G20-Gipfel in Hamburg 2017: Entzug von Journalisten-Akkreditierungen nicht rechtmäßig

G20-Gipfel in Hamburg : Bund hätte zwei Journalisten nicht die Akkreditierungen entziehen dürfen

Der nachträgliche Entzug der Akkreditierungen von zwei Journalisten beim G20-Gipfel in Hamburg im Jahre 2017 ist nicht rechtmäßig gewesen. Das hat das Verwaltungsgericht Berlin entschieden.

Die Voraussetzungen für einen Widerruf der Akkreditierungen haben nicht vorgelegen, wie ein Sprecher des Verwaltungsgerichts am Mittwoch sagte. Nachträglich eingetretene Tatsachen, auf deren Grundlage der Entzug möglich gewesen wäre, gab es demnach nicht. Es ging in dem Verfahren konkret um Klagen von zwei Journalisten gegen die Bundesrepublik. Bei einer Akkreditierung handelt es sich um eine Zulassung für Journalisten zu Terminen, die im Vorfeld angemeldet werden muss.

Der G20-Gipfel vor gut zwei Jahren war überschattet gewesen von heftigen Krawallen in der Hansestadt. Ein Jurist, der für die Seite des Bundes sprach, betonte in der Verhandlung, dass sich die Sicherheitslage in der Stadt „dramatisch“ verändert habe. Man habe unter hohem Zeitdruck eine Entscheidung treffen müssen, ob man die Akkreditierung der Journalisten wieder entzieht.

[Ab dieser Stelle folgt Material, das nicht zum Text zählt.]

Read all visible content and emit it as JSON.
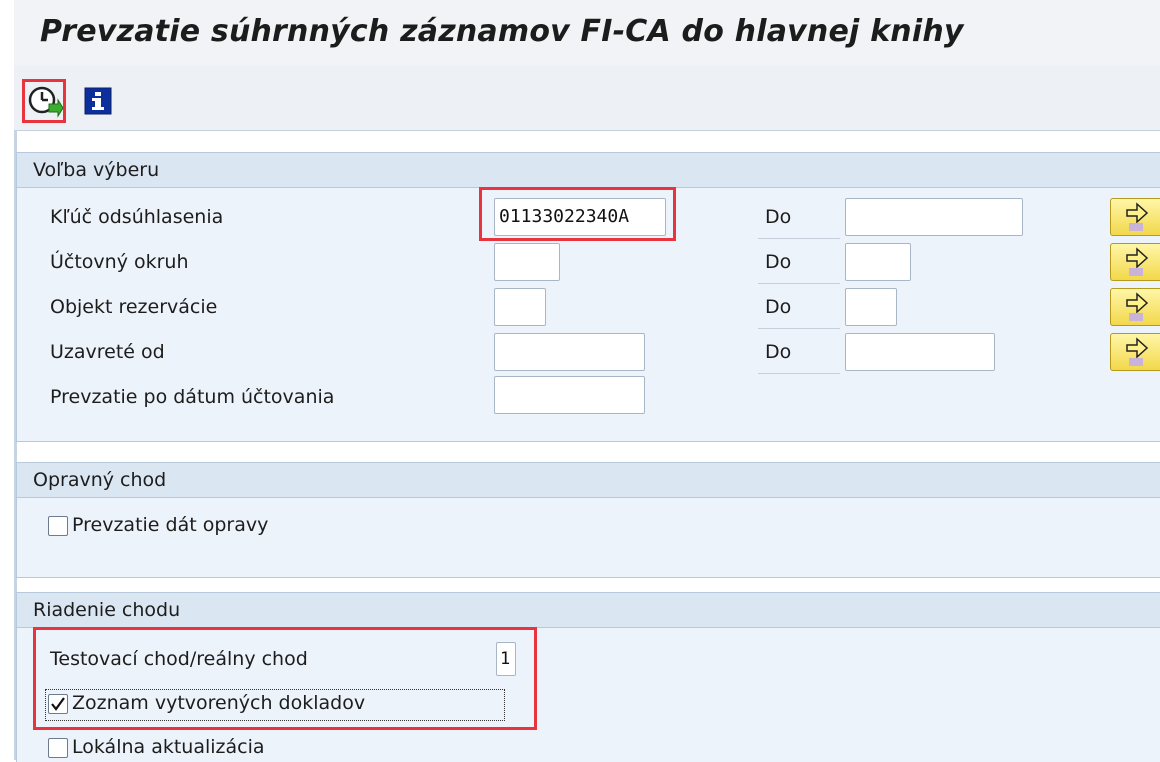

Vom Verfassungsschutz habe es geheißen, dass eine Nähe zu linksextremen Gruppierungen bestehe. Das habe man in der Situation wegen des Zeitdrucks nicht konkret überprüfen können. Man wollte - so der Tenor - kein Risiko eingehen und habe sich dann für den Ausschluss entschieden.

Die Anwälte der Kläger betonten hingegen, dies sei ein massiver Eingriff in die Pressefreiheit gewesen. Konkrete Vorwürfe hätten nicht vorgelegen, und die Entscheidung sei nicht aufgrund von Sachverhalten getroffen worden. Das Bundespresseamt hätte beim Verfassungsschutz nachfragen müssen.

Es ist nach Gerichtsangaben das erste Mal gewesen, dass Klagen zu den nachträglich entzogenen Akkreditierungen beim G20-Gipfel verhandelt wurden. Insgesamt liegen dem Verwaltungsgericht, das wegen des Dienstsitzes des Presse- und Informationsamts der Bundesregierung zuständig ist, neun Klagen vor. Die Zahl der entzogenen Akkreditierungen lag nach früheren Angaben der Regierung bei 32.